Pharmacokinetics and Model-Based Dosing to Optimize Fludarabine Therapy in Pediatric Hematopoietic Cell Transplant Recipients

Abstract

A prospective multicenter study was conducted to characterize the pharmacokinetics (PK) and pharmacodynamics (PD) of fludarabine plasma (f-ara-a) and intracellular triphosphate (f-ara-ATP) in children undergoing hematopoietic cell transplantation (HCT) and receiving fludarabine with conditioning. Plasma and peripheral blood mononuclear cells (PBMCs) were collected over the course of therapy for quantitation of f-ara-a and f-ara-ATP. Nonlinear mixed-effects modeling was used to develop the PK model, including identification of covariates impacting drug disposition. Data from a total of 133 children (median age, 5 years; range, .2 to 17.9) undergoing HCT for a variety of malignant and nonmalignant disorders were available for PK-PD modeling. The implementation of allometric scaling of PK parameters alone was insufficient to describe drug clearance, particularly in very young children. Renal impairment was predicted to increase drug exposure across all ages. The rate of f-ara-a entry into PBMCs (expressed in pmoles per million cells) decreased over the course of therapy, resulting in 78% lower f-ara-ATP after the fourth dose (1.7 pmoles/million cells [range, .2 to 7.2]) compared with first dose (7.9 pmoles/million cells [range, .7 to 18.2]). The overall incidence of treatment-related mortality (TRM) was low at 3% and 8% at days 60 and 360, respectively, and no association with f-ara-a exposure and TRM was found. In the setting of malignancy, disease-free survival was highest at 1 year after HCT in subjects achieving a systemic f-ara-a cumulative area under the curve (cAUC) greater than 15 mg*hour/L compared to patients with a cAUC less than 15 mg*hour/L (82.6% versus 52.8% P = .04). These results suggest that individualized model-based dosing of fludarabine in infants and young children may reduce morbidity and mortality through improved rates of disease-free survival and limiting drug-related toxicity. ClinicalTrials.gov Identifier: NCT01316549.

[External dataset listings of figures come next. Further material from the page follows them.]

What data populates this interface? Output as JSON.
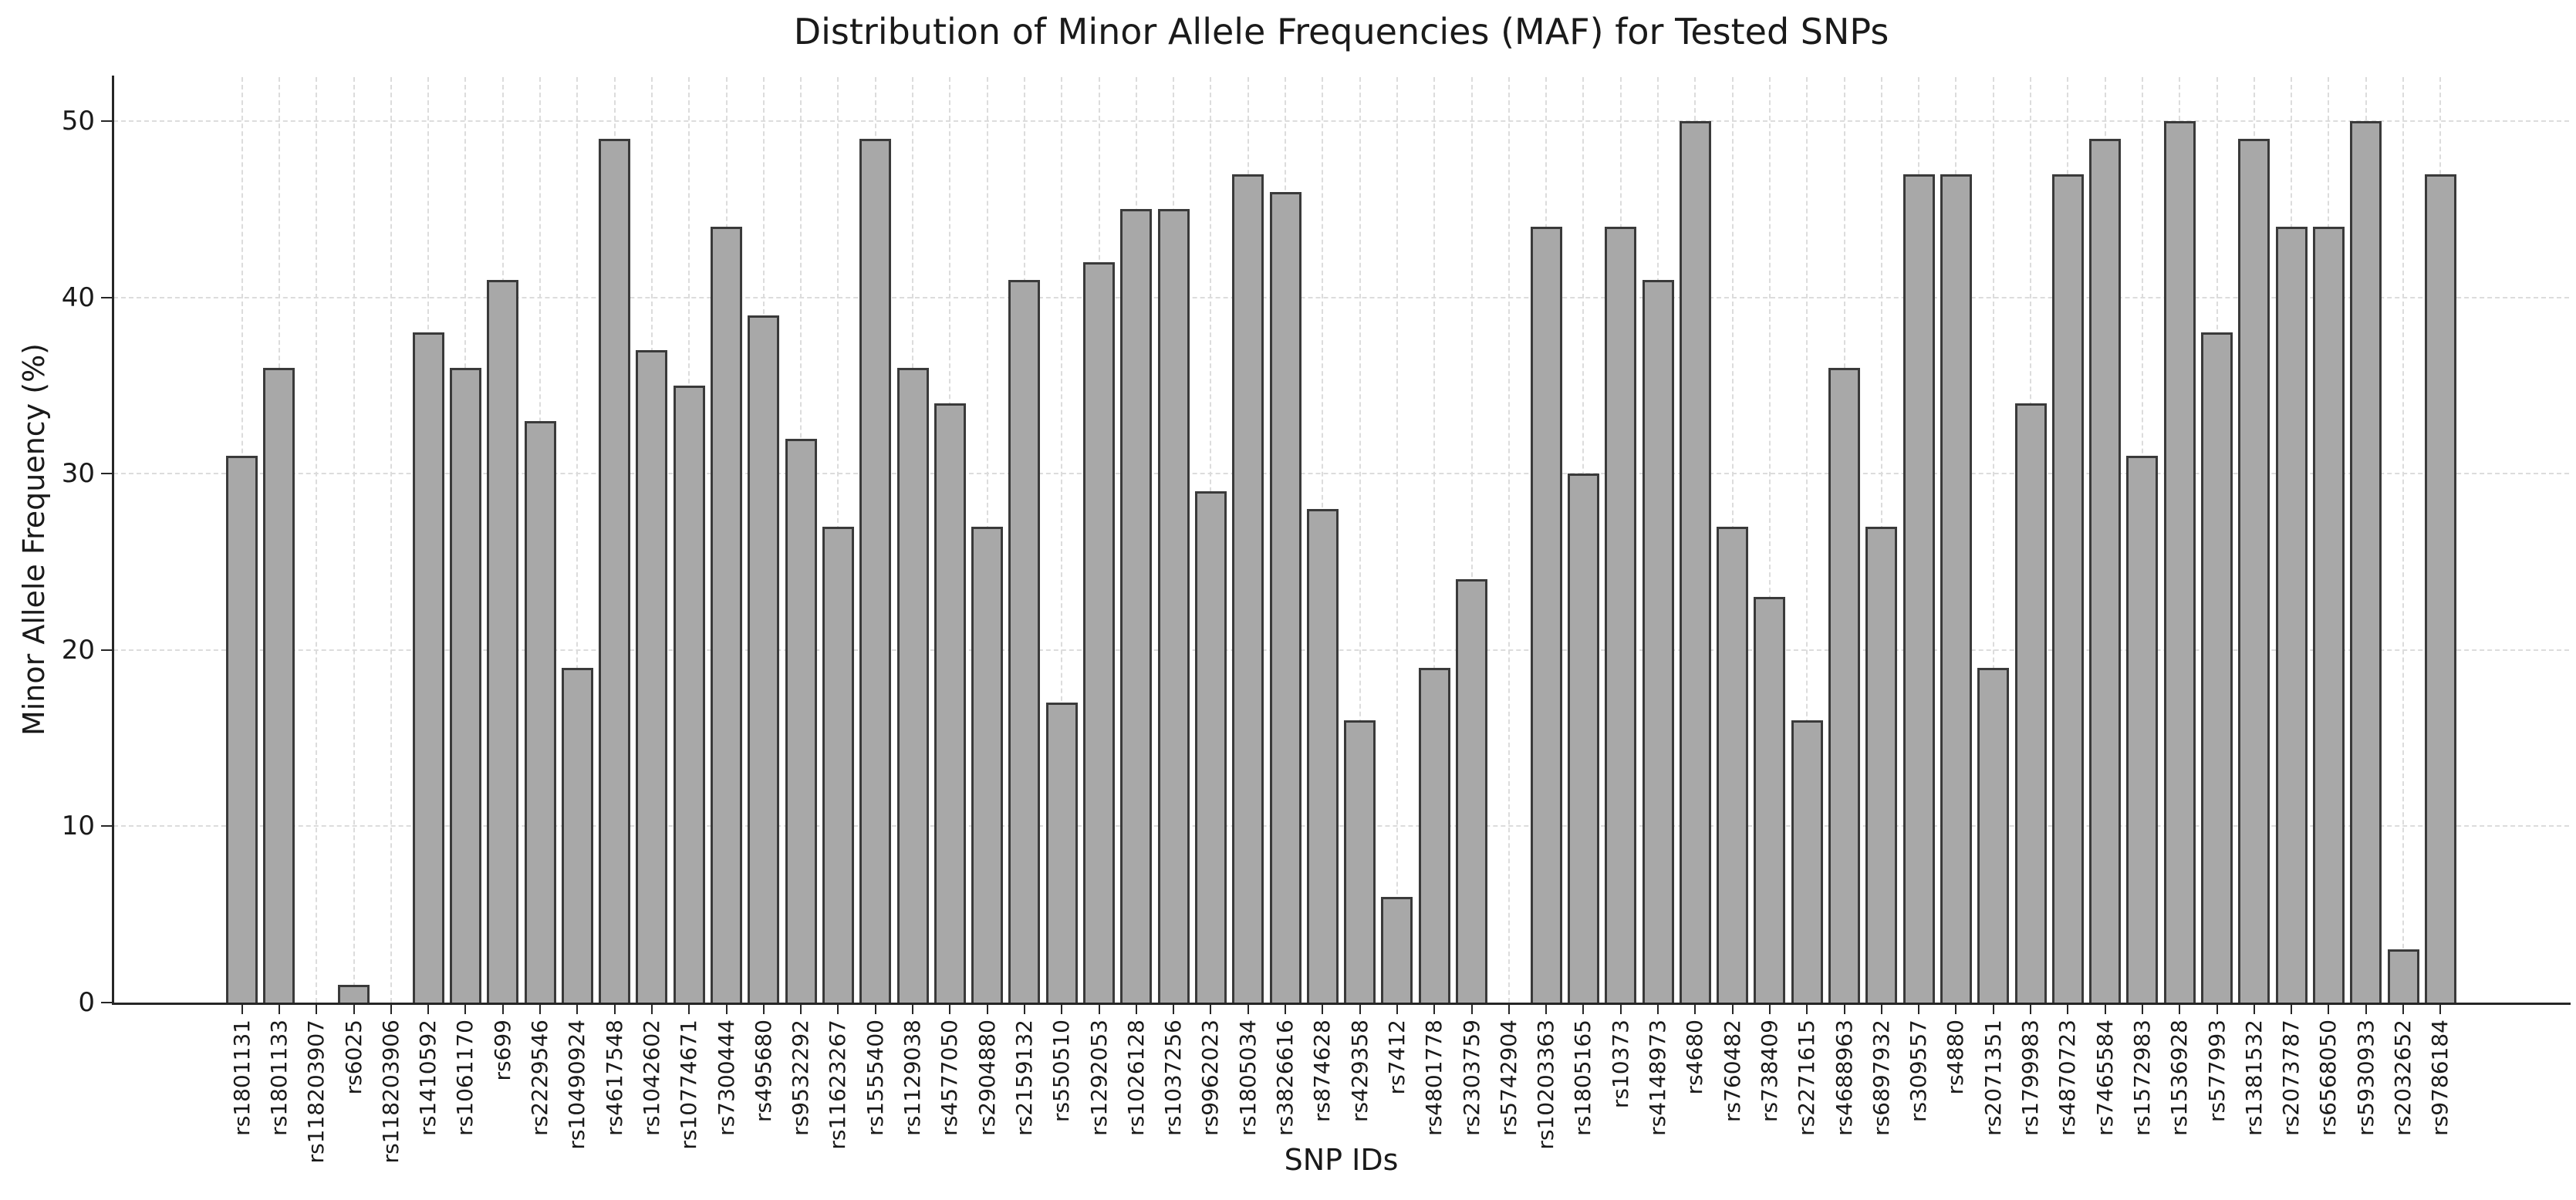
{
  "chart_data": {
    "type": "bar",
    "title": "Distribution of Minor Allele Frequencies (MAF) for Tested SNPs",
    "xlabel": "SNP IDs",
    "ylabel": "Minor Allele Frequency (%)",
    "ylim": [
      0,
      52.5
    ],
    "yticks": [
      0,
      10,
      20,
      30,
      40,
      50
    ],
    "grid": "both-dashed",
    "legend": "none",
    "bar_fill_color": "#a8a8a8",
    "bar_edge_color": "#3a3a3a",
    "categories": [
      "rs1801131",
      "rs1801133",
      "rs118203907",
      "rs6025",
      "rs118203906",
      "rs1410592",
      "rs1061170",
      "rs699",
      "rs2229546",
      "rs10490924",
      "rs4617548",
      "rs1042602",
      "rs10774671",
      "rs7300444",
      "rs495680",
      "rs9532292",
      "rs11623267",
      "rs1555400",
      "rs1129038",
      "rs4577050",
      "rs2904880",
      "rs2159132",
      "rs550510",
      "rs1292053",
      "rs1026128",
      "rs1037256",
      "rs9962023",
      "rs1805034",
      "rs3826616",
      "rs874628",
      "rs429358",
      "rs7412",
      "rs4801778",
      "rs2303759",
      "rs5742904",
      "rs10203363",
      "rs1805165",
      "rs10373",
      "rs4148973",
      "rs4680",
      "rs760482",
      "rs738409",
      "rs2271615",
      "rs4688963",
      "rs6897932",
      "rs309557",
      "rs4880",
      "rs2071351",
      "rs1799983",
      "rs4870723",
      "rs7465584",
      "rs1572983",
      "rs1536928",
      "rs577993",
      "rs1381532",
      "rs2073787",
      "rs6568050",
      "rs5930933",
      "rs2032652",
      "rs9786184"
    ],
    "values": [
      31,
      36,
      0,
      1,
      0,
      38,
      36,
      41,
      33,
      19,
      49,
      37,
      35,
      44,
      39,
      32,
      27,
      49,
      36,
      34,
      27,
      41,
      17,
      42,
      45,
      45,
      29,
      47,
      46,
      28,
      16,
      6,
      19,
      24,
      0,
      44,
      30,
      44,
      41,
      50,
      27,
      23,
      16,
      36,
      27,
      47,
      47,
      19,
      34,
      47,
      49,
      31,
      50,
      38,
      49,
      44,
      44,
      50,
      3,
      47
    ]
  }
}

Keywords: Allogeneic; Fludarabine; Hematopoietic cell transplantation; Pediatric; Pharmacodynamics; Pharmacokinetics.

Conflict of interest statement

Conflict of interest statement: There are no conflicts of interest to report.

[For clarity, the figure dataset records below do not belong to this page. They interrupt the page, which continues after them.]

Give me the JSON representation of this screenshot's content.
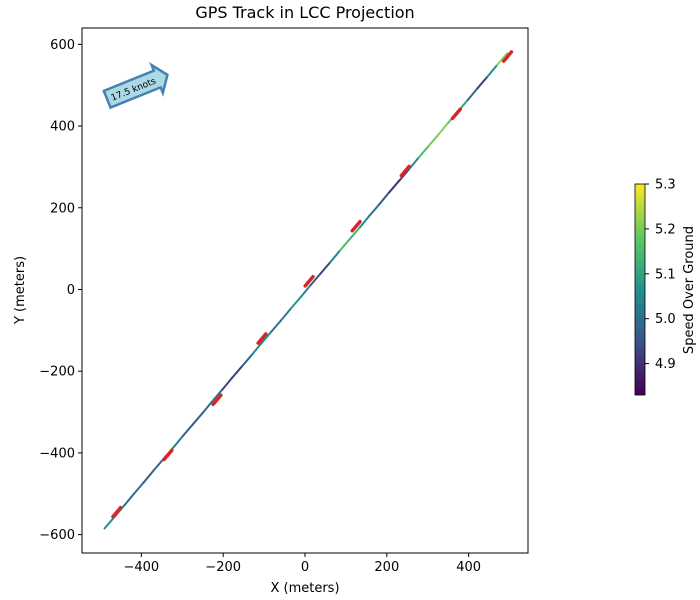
{
  "chart_data": {
    "type": "line",
    "title": "GPS Track in LCC Projection",
    "xlabel": "X (meters)",
    "ylabel": "Y (meters)",
    "xlim": [
      -545,
      545
    ],
    "ylim": [
      -645,
      640
    ],
    "xticks": [
      -400,
      -200,
      0,
      200,
      400
    ],
    "yticks": [
      -600,
      -400,
      -200,
      0,
      200,
      400,
      600
    ],
    "tick_labels_x": [
      "−400",
      "−200",
      "0",
      "200",
      "400"
    ],
    "tick_labels_y": [
      "−600",
      "−400",
      "−200",
      "0",
      "200",
      "400",
      "600"
    ],
    "grid": false,
    "track": {
      "x": [
        -490,
        -466,
        -442,
        -418,
        -394,
        -370,
        -346,
        -322,
        -298,
        -274,
        -250,
        -226,
        -202,
        -178,
        -154,
        -130,
        -106,
        -82,
        -58,
        -34,
        -10,
        14,
        38,
        62,
        86,
        110,
        134,
        158,
        182,
        206,
        230,
        254,
        278,
        302,
        326,
        350,
        374,
        398,
        422,
        446,
        470,
        494
      ],
      "y": [
        -585,
        -557,
        -529,
        -500,
        -472,
        -443,
        -415,
        -387,
        -358,
        -330,
        -302,
        -273,
        -245,
        -216,
        -188,
        -160,
        -131,
        -103,
        -75,
        -46,
        -18,
        11,
        39,
        67,
        96,
        124,
        152,
        181,
        209,
        238,
        266,
        294,
        323,
        351,
        379,
        408,
        436,
        464,
        493,
        521,
        550,
        578
      ],
      "speed": [
        5.05,
        5.08,
        5.02,
        4.97,
        5.03,
        4.92,
        5.05,
        5.1,
        4.95,
        5.0,
        4.93,
        5.05,
        4.96,
        4.9,
        4.94,
        5.02,
        5.08,
        5.04,
        4.99,
        5.06,
        5.1,
        5.0,
        4.92,
        4.95,
        5.12,
        5.18,
        5.08,
        5.02,
        4.98,
        4.92,
        4.88,
        4.96,
        5.12,
        5.18,
        5.22,
        5.2,
        5.14,
        5.06,
        4.94,
        4.9,
        5.2,
        5.24
      ]
    },
    "heading_markers": {
      "x": [
        -460,
        -335,
        -215,
        -105,
        10,
        125,
        245,
        370,
        495
      ],
      "y": [
        -545,
        -405,
        -270,
        -120,
        20,
        155,
        290,
        430,
        570
      ],
      "color": "#d62728"
    },
    "annotation": {
      "text": "17.5 knots",
      "fill": "#add8e6",
      "edge": "#4682b4"
    },
    "colorbar": {
      "label": "Speed Over Ground",
      "colormap": "viridis",
      "vmin": 4.83,
      "vmax": 5.3,
      "ticks": [
        4.9,
        5.0,
        5.1,
        5.2,
        5.3
      ],
      "tick_labels": [
        "4.9",
        "5.0",
        "5.1",
        "5.2",
        "5.3"
      ]
    }
  }
}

Copyright © 2017 The American Society for Blood and Marrow Transplantation. Published by Elsevier Inc. All rights reserved.

Figures

Figure 1.

Individual fit plots of observed and predicted time concentration data of (A) f-ara-a and (B) f-ara-ATP for several representative patients. Open circles represent the observed concentrations, black solid line is the population prediction, and the dashed line is the individual prediction.

Figure 2.

Model-predicted dose of fludarabine in mg/kg aimed to achieve an daily AUC target of 4.5 mg*hour/L for (A) ages .2 to 20 years of age with varying degrees of renal function and (B) ages 0 to 2 years of age with varying degrees of renal function.

Figure 3.

OS for all subjects at 1 year after HCT. (A) Shows the proportion of patients surviving plotted by observed f-ara- cAUC quartile and regardless of diagnosis. (B) displays the OS stratified by malignant or nonmalignant diagnosis.

Figure 4.

OS at 1 year after HCT for patients with a nonmalignant diagnosis presented by f-ara-a cAUC quartiles.

Figure 5.

DFS in patients with malignant disease only at 1 year after HCT. (A) Shows box plots of the proportion of patients with DFS by observed f-ara- cAUC quartiles. (B) Displays survival curves for the proportion of patients with DFS stratified by f-ara-a cAUC quartiles of observed data.